Entire Agreement. The terms and conditions herein and in the PIIA and in the severance agreement of even date constitute the entire agreement between the Parties relating to the subject matter of this Agreement and shall supersede all previous communications between the Parties with respect to the subject matter of this Agreement. Neither Party has entered into this Agreement in reliance upon any representation, warranty, covenant or undertaking of the other Party that is not set out or referred to in this Agreement or the severance agreement of even date.
x.
Costs of Enforcement.

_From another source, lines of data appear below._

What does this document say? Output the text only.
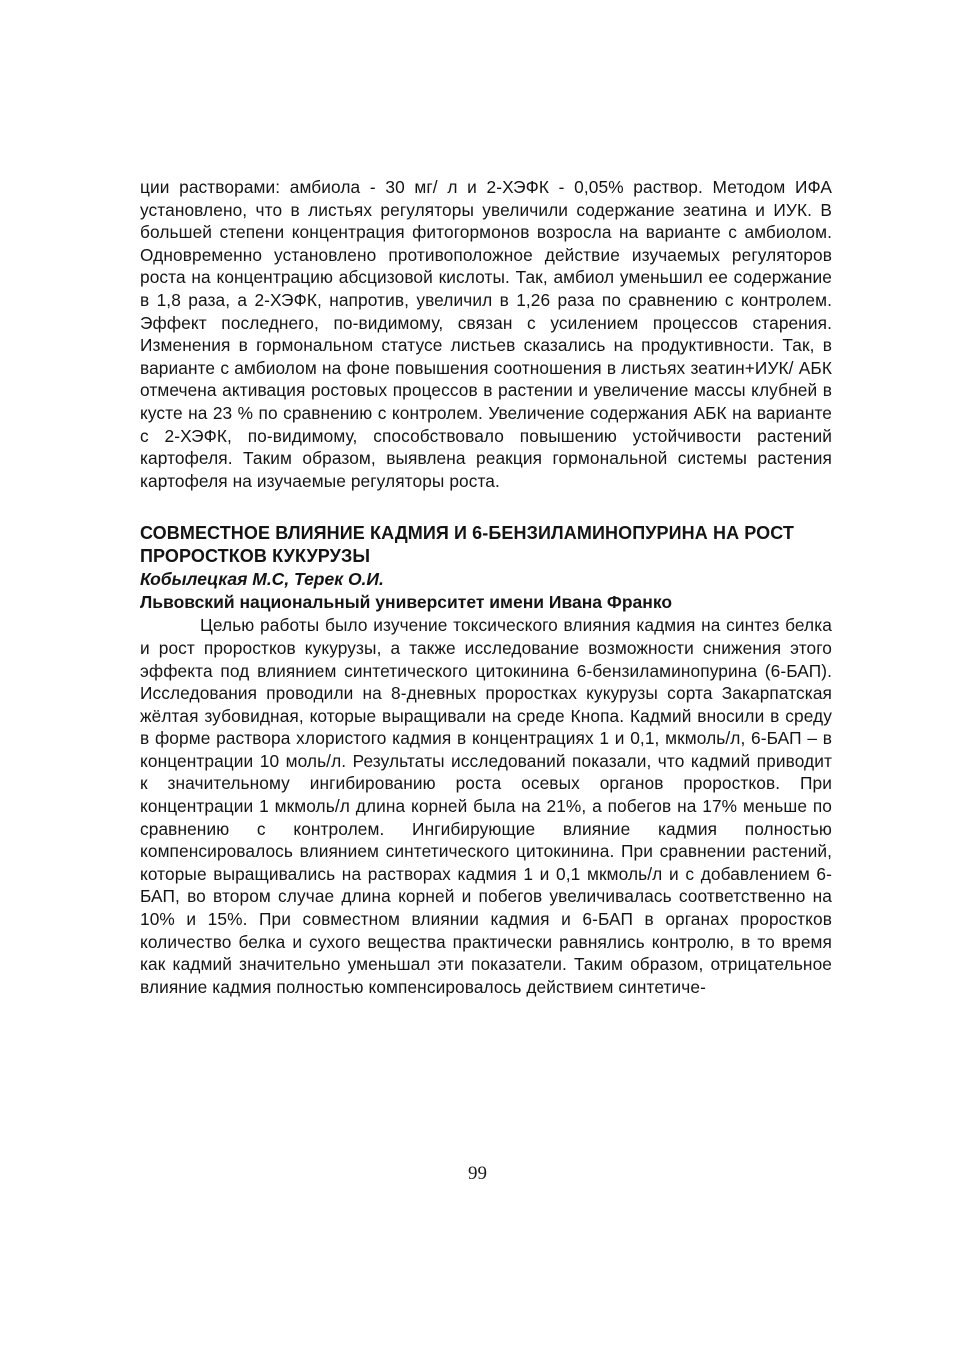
ции растворами: амбиола - 30 мг/ л и 2-ХЭФК - 0,05% раствор. Методом ИФА установлено, что в листьях регуляторы увеличили содержание зеатина и ИУК. В большей степени концентрация фитогормонов возросла на варианте с амбиолом. Одновременно установлено противоположное действие изучаемых регуляторов роста на концентрацию абсцизовой кислоты. Так, амбиол уменьшил ее содержание в 1,8 раза, а 2-ХЭФК, напротив, увеличил в 1,26 раза по сравнению с контролем. Эффект последнего, по-видимому, связан с усилением процессов старения. Изменения в гормональном статусе листьев сказались на продуктивности. Так, в варианте с амбиолом на фоне повышения соотношения в листьях зеатин+ИУК/ АБК отмечена активация ростовых процессов в растении и увеличение массы клубней в кусте на 23 % по сравнению с контролем. Увеличение содержания АБК на варианте с 2-ХЭФК, по-видимому, способствовало повышению устойчивости растений картофеля. Таким образом, выявлена реакция гормональной системы растения картофеля на изучаемые регуляторы роста.

СОВМЕСТНОЕ ВЛИЯНИЕ КАДМИЯ И 6-БЕНЗИЛАМИНОПУРИНА НА РОСТ ПРОРОСТКОВ КУКУРУЗЫ

Кобылецкая М.С, Терек О.И.

Львовский национальный университет имени Ивана Франко

Целью работы было изучение токсического влияния кадмия на синтез белка и рост проростков кукурузы, а также исследование возможности снижения этого эффекта под влиянием синтетического цитокинина 6-бензиламинопурина (6-БАП). Исследования проводили на 8-дневных проростках кукурузы сорта Закарпатская жёлтая зубовидная, которые выращивали на среде Кнопа. Кадмий вносили в среду в форме раствора хлористого кадмия в концентрациях 1 и 0,1, мкмоль/л, 6-БАП – в концентрации 10 моль/л. Результаты исследований показали, что кадмий приводит к значительному ингибированию роста осевых органов проростков. При концентрации 1 мкмоль/л длина корней была на 21%, а побегов на 17% меньше по сравнению с контролем. Ингибирующие влияние кадмия полностью компенсировалось влиянием синтетического цитокинина. При сравнении растений, которые выращивались на растворах кадмия 1 и 0,1 мкмоль/л и с добавлением 6-БАП, во втором случае длина корней и побегов увеличивалась соответственно на 10% и 15%. При совместном влиянии кадмия и 6-БАП в органах проростков количество белка и сухого вещества практически равнялись контролю, в то время как кадмий значительно уменьшал эти показатели. Таким образом, отрицательное влияние кадмия полностью компенсировалось действием синтетиче-

99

In the event of any legal action arising under this Agreement or any asserted breach thereof by a Party, the prevailing Party shall be entitled to recover all costs and expenses, including reasonable attorneys’ fees, incurred in enforcing, attempting to enforce, or defending such legal action, including costs incurred prior to commencement of legal action and in any appeal.
y.
WAIVER OF JURY TRIAL. THE PARTIES HEREBY EXPRESSLY WAIVE ANY RIGHT TO A TRIAL BY JURY FOR ANY DISPUTES ARISING OUT OF THIS AGREEMENT.
[Signature Page Follows]
IN WITNESS WHEREOF, and intending to be legally bound, each Party hereby executes this Agreement effective as of the Effective Date.
| | | |
REGENXBIO Inc. | | |
| | | |
By: | /s/ Curran Simpson | | /s/ Vittal Vasista |
Name: | Curran Simpson | | Vittal Vasista |
Title: | President and Chief Executive Officer | | Date: September 14, 2024 |
Date: | September 14, 2024 | | |
[Signature Page to Consulting Agreement]
Exhibit A
Scope of Work
Consultant will provide services in connection with the finance and investor relation functions of REGENXBIO, as reasonably requested by REGENXBIO from time to time, not to exceed 10 hours per week.
Schedule 1
Equity Awards Outstanding as of September 16, 2024
Incentive Stock Options*
| | | | | |
Grant Date | Strike Price | Options Granted | Options Outstanding | Options Exercisable | Expiration/Cancellation Date |
24-Sep-2014 | $0.85 | 244,868 | 0 | 0 | 24-Sep-2024 |
24-Sep-2014 | $0.85 | 120,499 | 0 | 0 | 24-Sep-2024 |
24-Sep-2014 | $0.85 | 59,533 | 0 | 0 | 24-Sep-2024 |
19-May-2015 | $3.76 | 20,041 | 0 | 0 | 19-May-2025 |
28-Jan-2016 | $13.09 | 14,115 | 14,115 | 14,115 | 28-Jan-2026 |
04-Jan-2017 | $19.50 | 5,121 | 5,121 | 5,121 | 04-Jan-2027 |
03-Jan-2018 | $35.80 | 3,371 | 3,371 | 3,371 | 03-Jan-2028 |
03-Jan-2019 | $40.82 | 2,631 | 2,631 | 2,631 | 03-Jan-2029 |
02-Jan-2020 | $38.99 | 2,364 | 2,364 | 2,364 | 02-Jan-2030 |
04-Jan-2021 | $44.97 | 2,491 | 2,491 | 1,320 | 04-Jan-2031 |
03-Jan-2022 | $34.31 | 2,264 | 2,264 | 0 | 03-Jan-2032 |
03-Jan-2023 | $22.25 | 4,510 | 4,510 | 0 | 03-Jan-2033 |
02-Jan-2024 | $18.34 | 5,368 | 5,368 | 0 | 02-Jan-2034 |
TOTAL | | 487,176 | 42,235 | 28,922 | |
Non-Qualified Stock Options
| | | | | |
Grant Date | Strike Price | Options Granted | Options Outstanding | Options Exercisable | Expiration/Cancellation Date |
19-May-2015 | $3.76 | 9,959 | 0 | 0 | 19-May-2025 |
28-Jan-2016 | $13.09 | 60,885 | 0 | 0 | 28-Jan-2026 |
04-Jan-2017 | $19.50 | 44,879 | 24,046 | 24,046 | 04-Jan-2027 |
03-Jan-2018 | $35.80 | 51,629 | 51,629 | 51,629 | 03-Jan-2028 |
03-Jan-2019 | $40.82 | 54,369 | 54,369 | 54,369 | 03-Jan-2029 |
02-Jan-2020 | $38.99 | 47,636 | 47,636 | 47,636 | 02-Jan-2030 |
04-Jan-2021 | $44.97 | 53,709 | 53,709 | 50,197 | 04-Jan-2031 |
03-Jan-2022 | $34.31 | 40,236 | 40,236 | 28,333 | 03-Jan-2032 |
03-Jan-2023 | $22.25 | 61,723 | 61,723 | 27,597 | 03-Jan-2033 |
02-Jan-2024 | $18.34 | 70,945 | 70,945 | 0 | 02-Jan-2034 |
TOTAL | | 495,970 | 404,293 | 283,807 | |
Restricted Stock Units
| | | |
Grant Date | RSUs Granted | RSUs Previously Vested | RSUs Outstanding |
04-Jan-2021 | 12,400 | 9,300 | 3,100 |
03-Jan-2022 | 8,900 | 4,450 | 4,450 |
03-Jan-2023 | 46,174 | 11,544 | 34,630 |
02-Jan-2024 | 16,026 | 0 | 16,026 |
TOTAL | 83,500 | 25,294 | 58,206 |
*Incentive stock options which are not vested and exercised within three months of September 16, 2024 will be treated for tax purposes as non-qualified stock options.